Tabitha Peterson, 32: Two-time Olympic curler is a pharmacist living in Vadnais Heights, member of the St. Paul Curling Club, two-time junior national champion, world junior bronze medalist (2010) and a world bronze medalist (2021). She will skip Team USA starting this week in Beijing.

Tara Peterson, 30: First-time Olympic curler is a dentist living in Eagan, member of the St. Paul Curling Club, three-time junior national champion, world junior bronze medalist (2010) and a world bronze medalist (2021). She will be Team USA’s lead starting this week in Beijing.

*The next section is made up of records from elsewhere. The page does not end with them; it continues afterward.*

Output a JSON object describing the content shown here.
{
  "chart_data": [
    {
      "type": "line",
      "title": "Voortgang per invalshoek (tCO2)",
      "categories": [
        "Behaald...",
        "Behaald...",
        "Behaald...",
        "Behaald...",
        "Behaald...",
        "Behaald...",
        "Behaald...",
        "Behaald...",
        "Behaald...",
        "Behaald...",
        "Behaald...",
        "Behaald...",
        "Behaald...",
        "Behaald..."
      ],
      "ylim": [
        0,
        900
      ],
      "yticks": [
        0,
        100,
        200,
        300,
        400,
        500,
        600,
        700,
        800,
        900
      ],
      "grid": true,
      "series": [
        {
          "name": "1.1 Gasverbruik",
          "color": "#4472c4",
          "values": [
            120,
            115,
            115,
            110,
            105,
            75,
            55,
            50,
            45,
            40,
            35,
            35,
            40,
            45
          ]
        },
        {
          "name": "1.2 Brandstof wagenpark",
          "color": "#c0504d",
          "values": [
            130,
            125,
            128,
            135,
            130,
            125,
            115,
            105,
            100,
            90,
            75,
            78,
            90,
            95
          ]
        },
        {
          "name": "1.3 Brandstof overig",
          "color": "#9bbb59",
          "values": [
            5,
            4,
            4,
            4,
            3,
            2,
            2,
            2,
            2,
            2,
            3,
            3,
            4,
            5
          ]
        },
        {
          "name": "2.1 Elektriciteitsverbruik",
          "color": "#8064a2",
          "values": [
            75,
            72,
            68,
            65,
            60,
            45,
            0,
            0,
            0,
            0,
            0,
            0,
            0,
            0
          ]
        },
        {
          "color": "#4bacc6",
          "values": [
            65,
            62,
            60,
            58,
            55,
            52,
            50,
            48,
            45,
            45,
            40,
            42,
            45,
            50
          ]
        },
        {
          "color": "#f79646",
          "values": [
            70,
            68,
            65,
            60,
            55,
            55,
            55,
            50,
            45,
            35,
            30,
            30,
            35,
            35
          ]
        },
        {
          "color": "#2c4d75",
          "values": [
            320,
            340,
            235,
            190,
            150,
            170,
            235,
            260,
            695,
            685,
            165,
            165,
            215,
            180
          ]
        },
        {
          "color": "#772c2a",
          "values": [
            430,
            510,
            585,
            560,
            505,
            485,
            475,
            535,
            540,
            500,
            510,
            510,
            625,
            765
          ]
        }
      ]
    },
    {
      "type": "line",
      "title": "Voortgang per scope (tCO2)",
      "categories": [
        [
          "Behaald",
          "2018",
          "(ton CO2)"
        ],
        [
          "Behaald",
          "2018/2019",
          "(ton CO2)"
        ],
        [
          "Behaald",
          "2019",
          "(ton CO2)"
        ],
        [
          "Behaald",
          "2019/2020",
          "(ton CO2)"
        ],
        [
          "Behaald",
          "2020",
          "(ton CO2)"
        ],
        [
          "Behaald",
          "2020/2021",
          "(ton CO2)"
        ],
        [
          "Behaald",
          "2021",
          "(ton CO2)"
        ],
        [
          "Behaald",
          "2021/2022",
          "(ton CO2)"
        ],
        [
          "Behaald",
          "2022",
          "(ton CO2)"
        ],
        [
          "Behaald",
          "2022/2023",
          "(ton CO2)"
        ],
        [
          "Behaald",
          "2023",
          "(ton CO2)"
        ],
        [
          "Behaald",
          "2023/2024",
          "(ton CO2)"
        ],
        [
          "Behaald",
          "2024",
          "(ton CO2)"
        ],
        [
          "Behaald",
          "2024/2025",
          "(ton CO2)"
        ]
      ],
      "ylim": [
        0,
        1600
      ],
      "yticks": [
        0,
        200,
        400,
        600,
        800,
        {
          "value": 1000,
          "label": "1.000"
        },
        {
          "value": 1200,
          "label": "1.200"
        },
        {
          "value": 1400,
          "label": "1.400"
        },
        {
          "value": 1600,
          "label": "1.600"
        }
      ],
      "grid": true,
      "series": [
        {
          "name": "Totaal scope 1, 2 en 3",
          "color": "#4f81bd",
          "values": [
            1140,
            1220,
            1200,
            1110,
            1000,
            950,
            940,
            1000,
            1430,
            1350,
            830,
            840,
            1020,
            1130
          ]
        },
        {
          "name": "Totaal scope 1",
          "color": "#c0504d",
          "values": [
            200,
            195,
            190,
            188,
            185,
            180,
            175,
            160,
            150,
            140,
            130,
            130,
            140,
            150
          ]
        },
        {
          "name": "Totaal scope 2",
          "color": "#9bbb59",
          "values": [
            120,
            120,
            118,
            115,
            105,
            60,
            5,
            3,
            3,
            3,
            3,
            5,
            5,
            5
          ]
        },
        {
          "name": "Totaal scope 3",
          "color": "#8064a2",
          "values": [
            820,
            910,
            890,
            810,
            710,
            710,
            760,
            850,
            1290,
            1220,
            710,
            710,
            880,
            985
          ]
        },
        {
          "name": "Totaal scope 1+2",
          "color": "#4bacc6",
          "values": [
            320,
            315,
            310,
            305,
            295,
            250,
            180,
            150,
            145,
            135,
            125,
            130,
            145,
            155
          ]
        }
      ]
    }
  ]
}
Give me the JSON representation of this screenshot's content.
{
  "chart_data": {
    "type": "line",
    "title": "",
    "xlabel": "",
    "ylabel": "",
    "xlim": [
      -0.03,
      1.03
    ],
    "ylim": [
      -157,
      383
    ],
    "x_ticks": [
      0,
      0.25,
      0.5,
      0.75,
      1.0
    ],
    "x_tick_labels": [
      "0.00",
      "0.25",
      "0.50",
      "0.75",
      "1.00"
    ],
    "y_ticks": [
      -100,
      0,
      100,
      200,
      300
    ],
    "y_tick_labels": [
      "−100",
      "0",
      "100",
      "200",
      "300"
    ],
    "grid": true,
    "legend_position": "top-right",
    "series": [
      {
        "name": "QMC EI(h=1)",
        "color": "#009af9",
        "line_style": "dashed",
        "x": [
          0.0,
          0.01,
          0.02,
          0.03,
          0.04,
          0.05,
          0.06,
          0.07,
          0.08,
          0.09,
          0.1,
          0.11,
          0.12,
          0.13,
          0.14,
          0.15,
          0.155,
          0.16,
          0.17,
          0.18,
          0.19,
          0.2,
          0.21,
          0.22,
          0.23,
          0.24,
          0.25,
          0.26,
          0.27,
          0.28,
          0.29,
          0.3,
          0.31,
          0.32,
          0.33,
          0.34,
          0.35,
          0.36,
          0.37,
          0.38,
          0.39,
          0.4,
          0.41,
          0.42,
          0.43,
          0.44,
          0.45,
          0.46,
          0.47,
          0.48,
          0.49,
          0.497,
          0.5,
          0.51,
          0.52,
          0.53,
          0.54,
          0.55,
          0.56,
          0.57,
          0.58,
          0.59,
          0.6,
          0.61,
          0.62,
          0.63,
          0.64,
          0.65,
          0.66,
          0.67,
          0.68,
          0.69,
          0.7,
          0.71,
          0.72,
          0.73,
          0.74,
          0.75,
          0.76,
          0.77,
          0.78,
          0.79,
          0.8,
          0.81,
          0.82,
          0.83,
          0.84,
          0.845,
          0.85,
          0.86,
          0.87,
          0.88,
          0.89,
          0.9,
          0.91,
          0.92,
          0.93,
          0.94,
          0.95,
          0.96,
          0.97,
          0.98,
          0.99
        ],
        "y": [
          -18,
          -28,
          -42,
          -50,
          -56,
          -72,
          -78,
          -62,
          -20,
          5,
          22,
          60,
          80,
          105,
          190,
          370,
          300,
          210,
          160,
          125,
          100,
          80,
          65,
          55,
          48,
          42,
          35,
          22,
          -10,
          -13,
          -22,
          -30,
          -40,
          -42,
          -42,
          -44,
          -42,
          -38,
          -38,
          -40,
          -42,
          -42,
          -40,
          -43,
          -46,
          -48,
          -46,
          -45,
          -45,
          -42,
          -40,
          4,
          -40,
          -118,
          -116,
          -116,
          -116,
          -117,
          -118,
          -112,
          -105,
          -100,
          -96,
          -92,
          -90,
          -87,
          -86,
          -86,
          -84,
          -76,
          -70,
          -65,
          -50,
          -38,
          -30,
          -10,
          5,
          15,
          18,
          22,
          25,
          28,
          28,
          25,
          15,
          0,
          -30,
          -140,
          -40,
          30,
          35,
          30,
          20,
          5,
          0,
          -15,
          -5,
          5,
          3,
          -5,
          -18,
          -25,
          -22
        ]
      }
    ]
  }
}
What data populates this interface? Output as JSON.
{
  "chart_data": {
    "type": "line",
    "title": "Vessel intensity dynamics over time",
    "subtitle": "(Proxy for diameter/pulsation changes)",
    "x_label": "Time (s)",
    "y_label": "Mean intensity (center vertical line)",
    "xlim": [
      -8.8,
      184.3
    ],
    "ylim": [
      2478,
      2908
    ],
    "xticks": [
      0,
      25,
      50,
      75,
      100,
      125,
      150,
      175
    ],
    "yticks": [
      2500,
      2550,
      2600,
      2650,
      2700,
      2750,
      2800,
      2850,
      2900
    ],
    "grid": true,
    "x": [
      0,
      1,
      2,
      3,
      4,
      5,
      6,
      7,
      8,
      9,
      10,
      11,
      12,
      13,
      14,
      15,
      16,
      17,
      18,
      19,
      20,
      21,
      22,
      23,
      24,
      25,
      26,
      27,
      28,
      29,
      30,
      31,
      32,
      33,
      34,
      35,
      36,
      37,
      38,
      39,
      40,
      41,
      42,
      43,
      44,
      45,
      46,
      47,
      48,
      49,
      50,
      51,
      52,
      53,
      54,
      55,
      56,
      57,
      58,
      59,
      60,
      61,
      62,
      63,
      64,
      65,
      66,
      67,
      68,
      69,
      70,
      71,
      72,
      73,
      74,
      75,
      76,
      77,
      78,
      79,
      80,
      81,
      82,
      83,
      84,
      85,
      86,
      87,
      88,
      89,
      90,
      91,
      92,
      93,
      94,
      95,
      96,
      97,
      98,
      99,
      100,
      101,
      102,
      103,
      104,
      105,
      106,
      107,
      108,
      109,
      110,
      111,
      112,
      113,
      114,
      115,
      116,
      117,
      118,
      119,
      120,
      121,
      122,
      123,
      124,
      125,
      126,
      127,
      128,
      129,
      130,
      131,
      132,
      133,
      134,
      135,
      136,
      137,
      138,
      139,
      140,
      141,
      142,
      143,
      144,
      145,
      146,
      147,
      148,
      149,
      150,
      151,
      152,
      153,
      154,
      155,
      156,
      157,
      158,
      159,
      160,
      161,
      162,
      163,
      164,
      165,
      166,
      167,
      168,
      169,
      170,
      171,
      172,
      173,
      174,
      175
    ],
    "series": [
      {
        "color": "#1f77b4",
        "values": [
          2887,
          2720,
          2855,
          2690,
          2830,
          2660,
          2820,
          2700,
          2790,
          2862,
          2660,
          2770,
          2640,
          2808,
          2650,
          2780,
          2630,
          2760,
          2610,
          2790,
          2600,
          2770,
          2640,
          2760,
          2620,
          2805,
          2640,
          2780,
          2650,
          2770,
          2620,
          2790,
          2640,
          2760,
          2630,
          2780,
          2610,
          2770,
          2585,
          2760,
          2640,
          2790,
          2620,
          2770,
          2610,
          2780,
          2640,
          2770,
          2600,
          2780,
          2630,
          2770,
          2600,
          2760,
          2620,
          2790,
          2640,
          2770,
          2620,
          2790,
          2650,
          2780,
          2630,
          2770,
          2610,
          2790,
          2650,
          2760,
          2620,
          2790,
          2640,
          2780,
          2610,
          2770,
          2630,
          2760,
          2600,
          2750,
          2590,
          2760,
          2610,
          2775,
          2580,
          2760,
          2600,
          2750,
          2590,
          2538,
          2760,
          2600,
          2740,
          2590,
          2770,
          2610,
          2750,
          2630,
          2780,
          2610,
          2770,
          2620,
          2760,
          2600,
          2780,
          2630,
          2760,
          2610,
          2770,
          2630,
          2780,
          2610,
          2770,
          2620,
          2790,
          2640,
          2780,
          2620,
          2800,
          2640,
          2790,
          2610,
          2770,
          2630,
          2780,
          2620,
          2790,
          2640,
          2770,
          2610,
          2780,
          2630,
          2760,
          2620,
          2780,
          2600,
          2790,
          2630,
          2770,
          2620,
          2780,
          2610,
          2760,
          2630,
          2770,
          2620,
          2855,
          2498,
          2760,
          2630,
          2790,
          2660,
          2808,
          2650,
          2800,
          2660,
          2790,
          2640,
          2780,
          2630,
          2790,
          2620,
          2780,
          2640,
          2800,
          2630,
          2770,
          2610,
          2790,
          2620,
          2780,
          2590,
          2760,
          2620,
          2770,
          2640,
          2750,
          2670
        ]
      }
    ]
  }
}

Trent Peterson, 34: A nurse anesthetist living in Eagan, Minnesota State High Association golf champion at Eagan, winner of the Minnesota State Open in 2014.

Gaye Skelly-Peterson, 64: Retired dental hygienist living in Eagan, member of the St. Paul Curling Club, three-time Winter Carnival champion (2002, ’03,’ 04) and inventor of the language “Iber,” which she practices with her daughters.

Shel “Petey” Peterson, 69: Retired dentist living in Eagan, member of the St. Paul Curling Club, Winter Carnival champion (2004), avid golfer who has played in the Minnesota State Senior Amateur, and a 5 handicap.

George “Doc” Skelly, 93: Retired radiologist, longtime member of the St. Paul Curling Club, three-time Winter Carnival champion (1969, ’70, ’71).